Viewing the News
June 28th, 2008 | robots + kittens
It’s been bugging me that newspapers and other publishing types are still hanging on to the idea of “editions” on their Web site.
Editors program the day’s news, package it up into an updated homepage, and voila! Success! Eureka! Brilliant! Their job is done!
Unless I visit their site more than once a day.
At which point, I’ve already seen all those stories, and I’m looking for something new. Which I can’t find anywhere, because it’s all buried in a mess of sections and categories. So here I am: a voracious reader, at your site, ready to engage with whatever you’ve got — and nothing. You don’t have time for me, you’re working on tomorrow’s edition & homepage (which will be brilliant, you add).

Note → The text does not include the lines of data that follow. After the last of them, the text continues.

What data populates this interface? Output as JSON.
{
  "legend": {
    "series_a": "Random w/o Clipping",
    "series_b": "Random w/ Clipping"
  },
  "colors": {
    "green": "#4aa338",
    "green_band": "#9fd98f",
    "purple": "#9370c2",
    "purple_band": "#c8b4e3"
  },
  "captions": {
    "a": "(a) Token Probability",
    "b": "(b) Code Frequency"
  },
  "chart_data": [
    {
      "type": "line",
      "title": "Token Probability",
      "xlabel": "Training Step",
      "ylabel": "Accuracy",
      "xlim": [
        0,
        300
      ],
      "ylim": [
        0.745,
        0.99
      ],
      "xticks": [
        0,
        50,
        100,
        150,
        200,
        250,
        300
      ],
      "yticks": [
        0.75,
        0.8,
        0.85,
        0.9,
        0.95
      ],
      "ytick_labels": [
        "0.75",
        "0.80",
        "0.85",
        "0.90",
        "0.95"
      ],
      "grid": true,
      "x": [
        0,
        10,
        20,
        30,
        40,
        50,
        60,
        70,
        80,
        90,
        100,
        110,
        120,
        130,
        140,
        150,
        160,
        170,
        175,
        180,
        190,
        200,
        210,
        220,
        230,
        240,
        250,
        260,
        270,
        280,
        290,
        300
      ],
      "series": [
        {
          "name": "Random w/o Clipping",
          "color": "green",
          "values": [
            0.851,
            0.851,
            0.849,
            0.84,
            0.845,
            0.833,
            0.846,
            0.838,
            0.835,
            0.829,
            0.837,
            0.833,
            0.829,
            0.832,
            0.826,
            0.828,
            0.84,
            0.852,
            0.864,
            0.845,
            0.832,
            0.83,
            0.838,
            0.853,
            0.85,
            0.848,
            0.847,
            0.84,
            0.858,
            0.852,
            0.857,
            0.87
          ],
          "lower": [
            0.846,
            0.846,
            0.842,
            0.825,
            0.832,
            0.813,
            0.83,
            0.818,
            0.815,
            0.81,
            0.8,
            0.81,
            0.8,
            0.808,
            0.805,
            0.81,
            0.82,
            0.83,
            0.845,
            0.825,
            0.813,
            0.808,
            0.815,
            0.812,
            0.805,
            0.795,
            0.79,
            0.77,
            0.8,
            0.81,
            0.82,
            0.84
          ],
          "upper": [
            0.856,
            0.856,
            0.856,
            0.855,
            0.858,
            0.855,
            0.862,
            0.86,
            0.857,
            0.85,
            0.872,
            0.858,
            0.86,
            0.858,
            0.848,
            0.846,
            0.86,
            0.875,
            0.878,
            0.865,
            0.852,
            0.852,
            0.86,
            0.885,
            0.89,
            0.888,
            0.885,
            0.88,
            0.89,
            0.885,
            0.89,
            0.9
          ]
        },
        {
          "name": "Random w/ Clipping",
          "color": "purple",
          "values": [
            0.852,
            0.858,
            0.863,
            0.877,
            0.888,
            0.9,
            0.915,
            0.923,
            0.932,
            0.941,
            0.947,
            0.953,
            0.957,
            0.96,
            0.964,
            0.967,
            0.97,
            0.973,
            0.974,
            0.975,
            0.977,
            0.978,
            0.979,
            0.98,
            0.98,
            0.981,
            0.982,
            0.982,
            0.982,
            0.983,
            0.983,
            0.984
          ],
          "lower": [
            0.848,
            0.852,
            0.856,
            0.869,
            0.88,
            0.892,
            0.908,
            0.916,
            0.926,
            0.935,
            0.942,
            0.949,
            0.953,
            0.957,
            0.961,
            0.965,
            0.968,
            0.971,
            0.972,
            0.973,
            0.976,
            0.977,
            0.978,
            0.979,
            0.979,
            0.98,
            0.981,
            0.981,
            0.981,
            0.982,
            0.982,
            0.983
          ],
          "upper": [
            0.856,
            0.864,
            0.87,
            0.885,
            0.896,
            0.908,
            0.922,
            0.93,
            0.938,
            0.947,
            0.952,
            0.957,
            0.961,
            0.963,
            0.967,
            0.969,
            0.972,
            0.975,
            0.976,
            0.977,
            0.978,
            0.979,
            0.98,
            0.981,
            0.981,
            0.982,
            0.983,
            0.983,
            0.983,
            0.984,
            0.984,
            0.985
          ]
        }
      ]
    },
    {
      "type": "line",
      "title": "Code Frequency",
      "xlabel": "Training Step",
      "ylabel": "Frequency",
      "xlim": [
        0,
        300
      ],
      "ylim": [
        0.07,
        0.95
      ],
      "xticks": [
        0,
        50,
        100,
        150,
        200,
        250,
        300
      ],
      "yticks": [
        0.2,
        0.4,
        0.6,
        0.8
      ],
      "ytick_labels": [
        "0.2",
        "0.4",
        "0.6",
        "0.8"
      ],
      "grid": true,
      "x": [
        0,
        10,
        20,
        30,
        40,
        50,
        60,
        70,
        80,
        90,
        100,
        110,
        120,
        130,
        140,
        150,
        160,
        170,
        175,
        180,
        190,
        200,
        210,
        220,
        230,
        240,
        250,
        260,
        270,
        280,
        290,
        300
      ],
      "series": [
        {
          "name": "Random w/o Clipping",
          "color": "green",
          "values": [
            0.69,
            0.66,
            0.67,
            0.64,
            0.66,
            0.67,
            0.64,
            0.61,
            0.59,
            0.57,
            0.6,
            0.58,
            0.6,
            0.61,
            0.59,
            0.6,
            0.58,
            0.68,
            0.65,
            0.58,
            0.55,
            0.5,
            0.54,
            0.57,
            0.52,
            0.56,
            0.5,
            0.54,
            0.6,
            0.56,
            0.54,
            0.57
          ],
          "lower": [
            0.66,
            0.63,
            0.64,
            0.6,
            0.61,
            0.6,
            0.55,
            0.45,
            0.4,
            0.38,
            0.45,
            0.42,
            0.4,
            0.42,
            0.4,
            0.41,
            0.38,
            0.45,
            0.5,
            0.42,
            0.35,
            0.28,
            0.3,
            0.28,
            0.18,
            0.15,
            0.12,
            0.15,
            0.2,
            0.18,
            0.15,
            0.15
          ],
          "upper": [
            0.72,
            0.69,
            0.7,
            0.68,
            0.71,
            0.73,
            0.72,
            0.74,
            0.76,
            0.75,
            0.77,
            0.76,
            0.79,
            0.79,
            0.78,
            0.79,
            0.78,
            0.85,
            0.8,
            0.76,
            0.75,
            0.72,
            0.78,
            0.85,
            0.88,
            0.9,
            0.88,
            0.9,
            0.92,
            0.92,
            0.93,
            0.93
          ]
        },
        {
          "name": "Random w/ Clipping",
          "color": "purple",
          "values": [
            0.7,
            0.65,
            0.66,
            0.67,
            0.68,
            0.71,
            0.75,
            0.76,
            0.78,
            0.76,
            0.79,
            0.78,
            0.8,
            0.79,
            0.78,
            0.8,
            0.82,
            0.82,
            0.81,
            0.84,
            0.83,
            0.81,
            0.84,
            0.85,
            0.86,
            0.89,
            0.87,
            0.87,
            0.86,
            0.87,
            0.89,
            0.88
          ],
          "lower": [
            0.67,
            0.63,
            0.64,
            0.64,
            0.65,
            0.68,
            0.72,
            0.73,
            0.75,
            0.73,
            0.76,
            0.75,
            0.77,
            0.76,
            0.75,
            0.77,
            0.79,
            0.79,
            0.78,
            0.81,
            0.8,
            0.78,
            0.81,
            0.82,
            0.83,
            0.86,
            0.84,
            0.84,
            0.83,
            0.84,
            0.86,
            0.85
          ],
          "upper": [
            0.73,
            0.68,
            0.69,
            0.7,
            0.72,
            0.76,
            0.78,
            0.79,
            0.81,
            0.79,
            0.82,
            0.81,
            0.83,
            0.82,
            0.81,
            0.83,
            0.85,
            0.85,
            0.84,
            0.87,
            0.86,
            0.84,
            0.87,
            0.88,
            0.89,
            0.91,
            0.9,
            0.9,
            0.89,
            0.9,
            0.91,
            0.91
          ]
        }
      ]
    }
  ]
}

Later, you sit at your desk and wonder why everyone’s got you on deathwatch.
I’ve been having this problem with The New York Times, so i decided to take a stab at fixing it. So here’s a little experiment in a reader’s view of the news. It’s what I expected from MyTimes, but didn’t get.
SimplerTimes: What’s New at The New York Times
The site is very simple. You simply click on the “Categories” link to customize the sections you want to see. Click “Update” and your preferences are saved in a cookie. The page now lists recent articles from the sections you’re interested in, most recent first.
Articles with a red flag are brand new within the past 2 hours, articles with a yellow flag have been published today. These simple visual cues help you navigate your way down the page, until you decide you’re done and there’s nothing more to see.
I’ve also included “Top Stories” articles on the first page. These come from the NYTimes Home Page feed. This way, you still get a taste of what the NYTimes feels is important today. So now we’ve flipped the balance of power, the main content is personalized, and the sidebar is editor-driven. I think I like it better this way.
The concept is very simple and can be extended in any number of ways.
- The categories are all feeds from the NYTimes (pulled from their OPML file, though, inexplicably, not ALL their feeds are in that file). The feeds could come from any number of sources.
- The displayed content is very limited, with better data in the feed, you’d have more options for how to display it
- I wanted to use Thickbox to display the article in an iframe on the page, but NYT uses an iframe breakout script. Bah, no fun at all.
There’s nothing particularly revolutionary here. You can certainly add each feed to your newsreader and get the same effect (without the css elements of course). But there’s something compelling to me about reconstituting all this RSS data back into a Web page that’s been customized just for me.